La région centrale de la galaxie spirale M77. Le télescope spatial Hubble de la NASA / ESA a reproduit la distribution des étoiles. ALMA a révélé la distribution du gaz au centre même de la galaxie. Crédit: ALMA (ESO / NAOJ / NRAO) / Imanishi et al. / NASA / ESA Hubble Space Telescope et A. van der Hoeven

Nous savons aujourd’hui que la plupart des galaxies massives ont un trou noir supermassif en leur centre. Ceux-ci, actifs, sont entourés d’énormes disques rotatifs de poussière et de gaz. Récemment, et pour la première fois, une équipe d’astronomes a été capable de capturer une image de l’un de ces disques autour d’un trou noir supermassif.

Comme la plupart des galaxies massives, M77, une galaxie spirale, possède un noyau actif de galaxie (AGN), à savoir un trou noir central supermassif de plusieurs millions à plusieurs milliards de masses solaires, accrétant de la matière.
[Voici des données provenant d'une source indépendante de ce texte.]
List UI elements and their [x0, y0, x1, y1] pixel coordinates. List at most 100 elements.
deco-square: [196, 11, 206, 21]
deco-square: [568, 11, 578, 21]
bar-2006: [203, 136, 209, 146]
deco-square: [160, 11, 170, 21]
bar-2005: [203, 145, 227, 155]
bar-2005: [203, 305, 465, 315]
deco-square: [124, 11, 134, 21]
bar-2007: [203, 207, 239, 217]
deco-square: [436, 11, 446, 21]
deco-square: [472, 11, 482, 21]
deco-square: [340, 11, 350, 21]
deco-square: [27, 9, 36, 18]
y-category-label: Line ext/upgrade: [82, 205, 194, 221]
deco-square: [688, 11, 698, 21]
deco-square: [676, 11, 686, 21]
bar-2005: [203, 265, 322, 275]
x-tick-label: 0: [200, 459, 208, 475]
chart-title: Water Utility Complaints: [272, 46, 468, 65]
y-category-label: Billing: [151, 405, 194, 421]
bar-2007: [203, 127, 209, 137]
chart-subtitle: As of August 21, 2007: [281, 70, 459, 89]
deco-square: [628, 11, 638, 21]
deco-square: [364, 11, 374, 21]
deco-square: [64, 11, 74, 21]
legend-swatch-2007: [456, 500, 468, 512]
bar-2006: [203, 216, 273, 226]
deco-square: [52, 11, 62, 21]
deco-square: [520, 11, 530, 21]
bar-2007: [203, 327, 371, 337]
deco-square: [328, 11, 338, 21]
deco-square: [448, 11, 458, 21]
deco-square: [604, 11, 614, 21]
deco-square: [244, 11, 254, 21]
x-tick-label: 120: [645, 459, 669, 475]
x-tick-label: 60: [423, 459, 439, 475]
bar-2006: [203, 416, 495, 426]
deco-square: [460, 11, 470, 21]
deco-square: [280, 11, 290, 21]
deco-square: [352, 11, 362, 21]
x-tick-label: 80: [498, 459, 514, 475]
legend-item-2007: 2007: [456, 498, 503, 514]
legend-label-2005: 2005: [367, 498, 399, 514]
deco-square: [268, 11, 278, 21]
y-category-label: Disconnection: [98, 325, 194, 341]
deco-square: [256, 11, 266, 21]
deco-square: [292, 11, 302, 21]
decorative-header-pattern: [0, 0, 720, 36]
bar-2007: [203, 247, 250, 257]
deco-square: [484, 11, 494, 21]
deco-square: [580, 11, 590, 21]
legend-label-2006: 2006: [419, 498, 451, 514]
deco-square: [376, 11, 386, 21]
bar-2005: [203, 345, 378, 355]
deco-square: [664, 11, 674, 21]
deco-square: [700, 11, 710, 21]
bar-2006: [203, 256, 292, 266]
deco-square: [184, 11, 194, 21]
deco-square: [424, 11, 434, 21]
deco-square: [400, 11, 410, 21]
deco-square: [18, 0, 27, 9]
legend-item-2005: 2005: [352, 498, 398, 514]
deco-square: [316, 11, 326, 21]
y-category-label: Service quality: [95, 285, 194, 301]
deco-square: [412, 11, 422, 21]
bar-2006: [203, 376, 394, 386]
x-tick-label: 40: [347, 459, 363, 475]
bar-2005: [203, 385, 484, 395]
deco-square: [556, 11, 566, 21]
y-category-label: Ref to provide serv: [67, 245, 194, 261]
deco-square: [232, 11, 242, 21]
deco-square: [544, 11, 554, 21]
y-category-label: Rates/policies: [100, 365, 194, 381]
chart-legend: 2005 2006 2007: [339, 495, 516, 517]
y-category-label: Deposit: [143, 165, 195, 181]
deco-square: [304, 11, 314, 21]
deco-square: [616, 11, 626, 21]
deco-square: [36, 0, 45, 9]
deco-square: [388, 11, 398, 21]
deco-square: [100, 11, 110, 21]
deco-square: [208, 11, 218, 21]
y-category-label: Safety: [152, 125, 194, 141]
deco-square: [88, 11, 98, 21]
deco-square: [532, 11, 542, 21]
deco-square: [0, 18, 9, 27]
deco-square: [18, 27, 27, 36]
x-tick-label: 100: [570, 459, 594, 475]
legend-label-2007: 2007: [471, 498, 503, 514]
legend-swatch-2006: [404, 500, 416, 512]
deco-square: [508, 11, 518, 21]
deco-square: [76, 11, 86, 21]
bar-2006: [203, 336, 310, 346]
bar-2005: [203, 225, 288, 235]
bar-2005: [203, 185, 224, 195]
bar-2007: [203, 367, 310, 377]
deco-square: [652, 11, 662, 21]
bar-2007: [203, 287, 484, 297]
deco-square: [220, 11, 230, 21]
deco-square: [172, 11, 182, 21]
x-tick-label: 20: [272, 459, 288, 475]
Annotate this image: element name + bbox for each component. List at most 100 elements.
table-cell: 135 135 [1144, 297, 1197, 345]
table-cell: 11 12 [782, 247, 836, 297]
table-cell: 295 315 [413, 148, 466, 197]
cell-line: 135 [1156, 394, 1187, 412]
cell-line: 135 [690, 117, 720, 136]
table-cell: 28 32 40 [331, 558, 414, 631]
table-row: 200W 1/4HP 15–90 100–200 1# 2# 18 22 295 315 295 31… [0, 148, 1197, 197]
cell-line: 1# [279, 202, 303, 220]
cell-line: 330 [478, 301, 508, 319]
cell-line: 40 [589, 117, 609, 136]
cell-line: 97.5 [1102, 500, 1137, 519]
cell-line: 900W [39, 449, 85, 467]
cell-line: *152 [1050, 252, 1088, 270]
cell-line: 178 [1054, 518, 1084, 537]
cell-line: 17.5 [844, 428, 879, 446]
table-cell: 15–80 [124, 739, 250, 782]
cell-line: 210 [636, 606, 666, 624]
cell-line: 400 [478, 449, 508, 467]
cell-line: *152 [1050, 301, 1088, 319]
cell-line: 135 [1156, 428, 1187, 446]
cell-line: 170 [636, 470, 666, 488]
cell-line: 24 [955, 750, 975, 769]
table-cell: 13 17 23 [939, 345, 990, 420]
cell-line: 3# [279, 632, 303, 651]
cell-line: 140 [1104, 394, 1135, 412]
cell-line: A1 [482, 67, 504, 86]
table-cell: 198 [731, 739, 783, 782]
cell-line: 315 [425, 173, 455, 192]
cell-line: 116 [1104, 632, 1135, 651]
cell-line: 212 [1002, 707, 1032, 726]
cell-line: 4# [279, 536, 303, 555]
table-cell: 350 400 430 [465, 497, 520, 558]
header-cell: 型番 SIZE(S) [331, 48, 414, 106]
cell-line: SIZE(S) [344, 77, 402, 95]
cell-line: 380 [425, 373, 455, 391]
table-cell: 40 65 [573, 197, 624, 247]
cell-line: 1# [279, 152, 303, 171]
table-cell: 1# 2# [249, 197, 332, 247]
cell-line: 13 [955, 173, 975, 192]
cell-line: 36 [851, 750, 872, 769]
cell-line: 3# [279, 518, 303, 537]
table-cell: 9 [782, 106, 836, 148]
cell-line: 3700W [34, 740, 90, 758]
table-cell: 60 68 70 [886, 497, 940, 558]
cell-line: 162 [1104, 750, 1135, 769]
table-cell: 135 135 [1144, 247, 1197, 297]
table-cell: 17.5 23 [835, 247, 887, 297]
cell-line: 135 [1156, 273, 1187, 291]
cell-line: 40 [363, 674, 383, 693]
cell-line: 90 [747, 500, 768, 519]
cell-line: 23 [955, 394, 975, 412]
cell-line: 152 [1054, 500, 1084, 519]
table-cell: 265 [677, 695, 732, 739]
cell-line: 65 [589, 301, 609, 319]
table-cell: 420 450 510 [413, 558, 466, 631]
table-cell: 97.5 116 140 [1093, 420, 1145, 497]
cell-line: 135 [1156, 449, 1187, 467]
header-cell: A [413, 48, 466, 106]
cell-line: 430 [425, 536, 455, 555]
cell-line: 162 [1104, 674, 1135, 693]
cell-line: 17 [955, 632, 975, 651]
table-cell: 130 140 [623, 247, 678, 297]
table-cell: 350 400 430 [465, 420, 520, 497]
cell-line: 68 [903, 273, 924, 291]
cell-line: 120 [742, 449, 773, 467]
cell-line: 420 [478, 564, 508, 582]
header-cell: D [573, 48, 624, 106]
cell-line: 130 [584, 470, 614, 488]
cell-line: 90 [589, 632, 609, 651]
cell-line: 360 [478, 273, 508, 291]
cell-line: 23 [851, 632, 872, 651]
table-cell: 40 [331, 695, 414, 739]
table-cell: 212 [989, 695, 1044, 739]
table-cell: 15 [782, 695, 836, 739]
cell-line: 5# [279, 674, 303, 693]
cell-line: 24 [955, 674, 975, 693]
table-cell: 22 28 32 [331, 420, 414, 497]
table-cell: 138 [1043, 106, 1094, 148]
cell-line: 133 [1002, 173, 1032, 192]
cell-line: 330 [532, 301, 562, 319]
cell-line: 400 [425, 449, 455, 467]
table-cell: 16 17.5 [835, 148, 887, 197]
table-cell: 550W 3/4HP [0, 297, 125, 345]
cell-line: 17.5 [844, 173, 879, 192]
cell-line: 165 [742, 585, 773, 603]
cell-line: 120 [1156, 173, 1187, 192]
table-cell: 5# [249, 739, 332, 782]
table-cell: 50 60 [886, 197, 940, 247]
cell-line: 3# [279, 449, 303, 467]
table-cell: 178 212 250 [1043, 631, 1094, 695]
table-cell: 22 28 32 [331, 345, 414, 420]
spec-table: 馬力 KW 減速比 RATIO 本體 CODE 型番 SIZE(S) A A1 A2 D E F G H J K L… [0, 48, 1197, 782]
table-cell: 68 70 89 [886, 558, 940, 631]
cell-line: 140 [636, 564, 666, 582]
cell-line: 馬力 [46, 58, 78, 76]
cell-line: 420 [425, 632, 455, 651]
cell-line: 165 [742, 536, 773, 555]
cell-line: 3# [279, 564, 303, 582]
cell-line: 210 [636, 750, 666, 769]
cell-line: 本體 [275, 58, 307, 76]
Cherchant à étudier comment les galaxies et les trous noirs évoluent ensemble, une équipe d’astronomes s’est récemment appuyée sur le Grand réseau d’antennes millimétrique/submillimétrique de l’Atacama. Ils ont effectué des observations à haute résolution de la région centrale de M77, située à environ 47 millions d’années-lumière de la Terre. Les chercheurs ont alors observé une structure gazeuse compacte autour du noyau, d’un rayon d’environ 20 années-lumière.

Les observations ont par ailleurs indiqué que la distribution du gaz autour du trou noir était plus compliquée que ce que les modèles suggéraient jusqu’alors. Selon ces derniers, la rotation du disque doit suivre la gravité du trou noir. C’est effectivement le cas, mais la matière semble également présenter des signes de mouvement hautement aléatoire. Peut-être le signe d’un passé violent, notent les chercheurs, qui pourrait inclure la fusion avec une petite galaxie il y a plusieurs millions d’années.

La région centrale de la galaxie spirale M77.  ALMA révèle ici la distribution du gaz au centre même de la galaxie. Crédit : ALMA (ESO / NAOJ/NRAO)/Imanishi et al. /NASA/ESA Hubble Space Telescope et A. van der Hoeven

L’étude de ces noyaux actifs de galaxies reste aujourd’hui très difficile. Le plus proche (Sagitarrius A *), au centre de notre propre Galaxie, est relativement silencieux et pas très vorace. Il est également obscurci par de la poussière, du gaz et des étoiles. En tant que tels, les astronomes sont obligés de se tourner vers d’autres galaxies pour étudier la façon dont les AGN et leurs galaxies coexistent. Grâce à des décennies d’étude et d’amélioration de l’instrumentation, les scientifiques commencent néanmoins à avoir pour la première fois un aperçu clair de ces régions mystérieuses.